We invite you to see the series of prints “Silent Talking” by Rūta Spelskytė – the best young artist of “ArtVilnius’20”.
To collect material for this series of prints, Rūta Spelskytė visited 26 countries in Europe. While traveling in Germany, she even stayed with strange members of a sect. In Bosnia, meanwhile, she was constantly subjected to checks by armed soldiers who were suspicious of a petite traveler out on her own. Spelskytė sought out locations where misunderstandings between nations or political systems had led to tragedy or even war. She recorded such places with her camera and pen and, once back in her studio, created etchings on plastic plates and made her prints on paper.
Most of these places lack any human-made commemorative marker. If we didn‘t know the historical context, we‘d probably never associate the images seen in Spelskytė‘s prints with actual events, which is why titles play such an important role in this series. Only they can tell us, for example, that an abstract patch of black is there to remind us of the Jewish tragedy that occurred at the Auschwitz-Birkenau concentration camp.

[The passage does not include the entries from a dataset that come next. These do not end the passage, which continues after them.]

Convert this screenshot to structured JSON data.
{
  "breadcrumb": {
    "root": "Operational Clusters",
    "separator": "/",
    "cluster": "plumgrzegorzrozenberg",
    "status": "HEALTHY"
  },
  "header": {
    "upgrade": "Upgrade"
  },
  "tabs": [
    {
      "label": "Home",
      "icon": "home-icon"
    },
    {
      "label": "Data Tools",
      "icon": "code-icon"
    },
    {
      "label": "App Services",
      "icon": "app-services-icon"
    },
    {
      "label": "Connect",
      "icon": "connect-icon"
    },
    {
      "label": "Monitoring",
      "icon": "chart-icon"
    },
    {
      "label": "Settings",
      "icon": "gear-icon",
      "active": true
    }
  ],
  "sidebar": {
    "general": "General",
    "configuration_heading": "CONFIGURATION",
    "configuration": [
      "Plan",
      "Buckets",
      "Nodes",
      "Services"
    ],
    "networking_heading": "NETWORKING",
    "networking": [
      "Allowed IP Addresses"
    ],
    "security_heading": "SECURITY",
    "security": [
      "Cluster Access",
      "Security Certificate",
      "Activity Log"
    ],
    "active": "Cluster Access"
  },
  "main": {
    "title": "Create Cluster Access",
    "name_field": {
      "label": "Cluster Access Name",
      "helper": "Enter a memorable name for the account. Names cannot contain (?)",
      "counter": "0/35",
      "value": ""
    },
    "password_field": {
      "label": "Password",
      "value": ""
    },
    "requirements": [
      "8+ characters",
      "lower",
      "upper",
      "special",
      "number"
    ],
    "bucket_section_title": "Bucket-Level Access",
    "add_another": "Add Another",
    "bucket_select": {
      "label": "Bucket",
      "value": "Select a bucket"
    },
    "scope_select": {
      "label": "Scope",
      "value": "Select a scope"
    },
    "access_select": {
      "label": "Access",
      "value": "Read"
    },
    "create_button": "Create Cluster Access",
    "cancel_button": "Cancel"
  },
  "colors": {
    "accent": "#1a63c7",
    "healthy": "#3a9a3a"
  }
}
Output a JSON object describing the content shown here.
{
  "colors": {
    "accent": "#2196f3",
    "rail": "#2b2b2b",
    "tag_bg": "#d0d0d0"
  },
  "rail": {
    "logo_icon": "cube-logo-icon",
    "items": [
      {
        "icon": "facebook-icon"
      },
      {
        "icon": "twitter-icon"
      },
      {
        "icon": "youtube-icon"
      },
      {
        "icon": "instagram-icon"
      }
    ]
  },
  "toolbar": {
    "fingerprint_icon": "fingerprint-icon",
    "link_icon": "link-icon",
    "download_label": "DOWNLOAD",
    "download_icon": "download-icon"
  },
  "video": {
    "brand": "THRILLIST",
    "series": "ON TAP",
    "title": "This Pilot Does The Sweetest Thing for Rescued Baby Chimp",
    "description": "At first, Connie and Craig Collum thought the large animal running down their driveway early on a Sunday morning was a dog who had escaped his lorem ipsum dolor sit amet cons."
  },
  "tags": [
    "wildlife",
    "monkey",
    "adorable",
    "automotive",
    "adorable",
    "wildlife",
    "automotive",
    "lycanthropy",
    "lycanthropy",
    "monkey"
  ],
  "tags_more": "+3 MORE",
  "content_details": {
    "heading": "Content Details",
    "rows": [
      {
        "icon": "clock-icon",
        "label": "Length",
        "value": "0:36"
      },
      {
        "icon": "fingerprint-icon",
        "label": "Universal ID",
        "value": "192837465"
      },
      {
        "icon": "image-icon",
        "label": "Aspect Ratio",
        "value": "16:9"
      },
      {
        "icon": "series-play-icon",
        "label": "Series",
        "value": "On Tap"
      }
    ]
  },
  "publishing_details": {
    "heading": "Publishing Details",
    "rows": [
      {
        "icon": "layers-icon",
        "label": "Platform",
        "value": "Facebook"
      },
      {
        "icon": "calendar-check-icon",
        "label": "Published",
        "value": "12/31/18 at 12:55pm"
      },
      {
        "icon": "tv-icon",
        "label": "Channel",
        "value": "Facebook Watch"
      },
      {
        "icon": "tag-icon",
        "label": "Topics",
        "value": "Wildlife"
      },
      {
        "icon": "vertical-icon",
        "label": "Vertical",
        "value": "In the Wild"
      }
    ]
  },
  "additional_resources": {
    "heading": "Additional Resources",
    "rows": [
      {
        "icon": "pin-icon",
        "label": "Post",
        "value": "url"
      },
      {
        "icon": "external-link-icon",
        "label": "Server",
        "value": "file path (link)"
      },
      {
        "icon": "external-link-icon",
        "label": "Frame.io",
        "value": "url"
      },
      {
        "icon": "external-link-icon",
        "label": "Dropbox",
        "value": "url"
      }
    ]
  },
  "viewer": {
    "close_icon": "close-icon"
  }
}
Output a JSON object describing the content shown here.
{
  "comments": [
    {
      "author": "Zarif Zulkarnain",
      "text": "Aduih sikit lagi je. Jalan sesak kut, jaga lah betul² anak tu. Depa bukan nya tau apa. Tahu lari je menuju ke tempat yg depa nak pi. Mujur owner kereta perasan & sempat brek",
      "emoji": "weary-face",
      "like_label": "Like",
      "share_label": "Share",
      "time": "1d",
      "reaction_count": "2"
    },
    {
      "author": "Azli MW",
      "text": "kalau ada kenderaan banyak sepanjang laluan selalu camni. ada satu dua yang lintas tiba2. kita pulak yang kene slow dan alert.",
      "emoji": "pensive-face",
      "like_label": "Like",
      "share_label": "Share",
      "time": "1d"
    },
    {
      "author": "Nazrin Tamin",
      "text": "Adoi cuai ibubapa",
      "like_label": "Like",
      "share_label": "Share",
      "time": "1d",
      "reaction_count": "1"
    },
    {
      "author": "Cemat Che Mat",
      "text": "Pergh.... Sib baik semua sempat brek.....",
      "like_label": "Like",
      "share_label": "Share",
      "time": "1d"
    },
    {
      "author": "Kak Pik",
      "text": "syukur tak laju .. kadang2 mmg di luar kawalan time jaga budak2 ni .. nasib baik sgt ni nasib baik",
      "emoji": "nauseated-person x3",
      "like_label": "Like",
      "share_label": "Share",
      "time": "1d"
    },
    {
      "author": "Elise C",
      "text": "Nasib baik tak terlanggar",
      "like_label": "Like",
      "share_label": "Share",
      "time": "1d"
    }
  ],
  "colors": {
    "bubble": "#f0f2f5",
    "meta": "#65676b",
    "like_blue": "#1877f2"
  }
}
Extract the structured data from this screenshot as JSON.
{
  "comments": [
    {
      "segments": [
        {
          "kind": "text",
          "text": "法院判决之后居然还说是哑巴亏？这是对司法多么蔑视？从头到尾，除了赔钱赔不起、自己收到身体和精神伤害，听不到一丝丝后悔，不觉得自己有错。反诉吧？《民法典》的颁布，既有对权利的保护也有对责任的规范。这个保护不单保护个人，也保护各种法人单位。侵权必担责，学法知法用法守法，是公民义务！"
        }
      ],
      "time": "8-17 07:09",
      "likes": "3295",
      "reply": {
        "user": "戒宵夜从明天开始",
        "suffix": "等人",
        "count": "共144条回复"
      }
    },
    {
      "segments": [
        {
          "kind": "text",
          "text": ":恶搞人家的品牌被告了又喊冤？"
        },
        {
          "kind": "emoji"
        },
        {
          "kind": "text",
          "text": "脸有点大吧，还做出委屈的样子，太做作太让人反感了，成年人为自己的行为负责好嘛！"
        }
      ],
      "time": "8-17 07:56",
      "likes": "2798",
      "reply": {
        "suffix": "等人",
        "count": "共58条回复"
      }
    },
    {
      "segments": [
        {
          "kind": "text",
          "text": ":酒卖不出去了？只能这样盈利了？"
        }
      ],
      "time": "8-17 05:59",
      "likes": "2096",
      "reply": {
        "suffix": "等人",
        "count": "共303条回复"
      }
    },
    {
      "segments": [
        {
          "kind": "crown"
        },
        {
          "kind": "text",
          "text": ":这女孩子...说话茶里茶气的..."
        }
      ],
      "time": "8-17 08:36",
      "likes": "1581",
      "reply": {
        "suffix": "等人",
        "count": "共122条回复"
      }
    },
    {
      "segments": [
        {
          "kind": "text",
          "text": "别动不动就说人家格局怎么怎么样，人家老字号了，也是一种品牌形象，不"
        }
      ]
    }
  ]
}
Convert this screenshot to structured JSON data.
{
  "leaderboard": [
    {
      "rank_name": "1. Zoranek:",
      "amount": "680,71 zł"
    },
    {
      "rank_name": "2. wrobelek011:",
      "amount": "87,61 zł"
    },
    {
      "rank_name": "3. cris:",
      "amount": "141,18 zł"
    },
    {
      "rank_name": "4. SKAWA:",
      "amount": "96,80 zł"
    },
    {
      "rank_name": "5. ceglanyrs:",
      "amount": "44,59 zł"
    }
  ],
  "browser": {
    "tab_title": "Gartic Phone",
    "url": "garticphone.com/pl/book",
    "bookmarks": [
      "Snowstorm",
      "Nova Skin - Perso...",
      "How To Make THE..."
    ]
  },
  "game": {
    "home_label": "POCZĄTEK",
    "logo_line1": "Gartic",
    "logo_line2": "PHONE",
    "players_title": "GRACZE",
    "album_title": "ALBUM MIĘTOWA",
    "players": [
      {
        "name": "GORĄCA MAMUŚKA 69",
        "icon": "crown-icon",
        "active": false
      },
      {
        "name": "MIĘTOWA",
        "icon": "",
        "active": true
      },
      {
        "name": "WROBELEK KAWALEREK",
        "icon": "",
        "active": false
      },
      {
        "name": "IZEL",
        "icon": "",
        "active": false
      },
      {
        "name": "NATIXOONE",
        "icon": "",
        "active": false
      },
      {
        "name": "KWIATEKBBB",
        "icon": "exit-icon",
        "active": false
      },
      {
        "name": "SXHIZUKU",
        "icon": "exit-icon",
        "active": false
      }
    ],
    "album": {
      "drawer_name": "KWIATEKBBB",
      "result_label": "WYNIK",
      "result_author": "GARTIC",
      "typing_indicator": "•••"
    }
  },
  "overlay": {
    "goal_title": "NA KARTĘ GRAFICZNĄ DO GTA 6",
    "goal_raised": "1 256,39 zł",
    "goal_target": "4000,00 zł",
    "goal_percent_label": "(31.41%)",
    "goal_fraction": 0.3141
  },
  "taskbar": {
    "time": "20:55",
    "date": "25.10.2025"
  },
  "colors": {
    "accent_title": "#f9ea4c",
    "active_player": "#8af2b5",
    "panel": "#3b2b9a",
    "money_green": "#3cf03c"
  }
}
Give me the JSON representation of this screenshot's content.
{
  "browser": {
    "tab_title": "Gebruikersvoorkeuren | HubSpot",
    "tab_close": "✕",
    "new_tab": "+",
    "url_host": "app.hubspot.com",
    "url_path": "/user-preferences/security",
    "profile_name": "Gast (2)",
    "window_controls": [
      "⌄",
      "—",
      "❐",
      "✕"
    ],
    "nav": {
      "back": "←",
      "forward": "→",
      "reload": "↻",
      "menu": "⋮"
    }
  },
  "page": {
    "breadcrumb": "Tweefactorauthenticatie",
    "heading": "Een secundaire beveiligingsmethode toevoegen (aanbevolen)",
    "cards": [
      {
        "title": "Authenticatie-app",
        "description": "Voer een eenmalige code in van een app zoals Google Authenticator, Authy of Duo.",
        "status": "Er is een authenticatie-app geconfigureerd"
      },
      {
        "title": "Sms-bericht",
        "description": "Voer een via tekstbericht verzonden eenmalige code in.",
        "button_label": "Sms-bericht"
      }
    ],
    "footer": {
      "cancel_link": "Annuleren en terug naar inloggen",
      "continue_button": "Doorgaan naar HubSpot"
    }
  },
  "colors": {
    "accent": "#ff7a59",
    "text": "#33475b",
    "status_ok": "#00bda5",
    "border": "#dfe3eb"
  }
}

With time, memories begin to fade with the passing of eyewitnesses to these events. We, however, are left with ever more questions for which answers are not easily found. What does it mean to remember a war if we ourselves never lived through it? Does it affect us through the experiences of our parents and grandparents?
Spelskytė‘s work has a similar effect. From up close, we can perceive even the smallest details: the parachutes of American soldiers landing in France in 1944, or boats floating on the bay near Nagasaki before the atomic blast. The further we draw back, however, the more those details blend together.
With her work, Spelskytė subtly addresses the events that marked European and world history. With these as a point of reference, she creates associations through which she reveals how painful experiences become a solid, historical foundation connecting different places, nations, and countries. While we won’t be able to avoid misunderstandings, it is essential that we talk about them.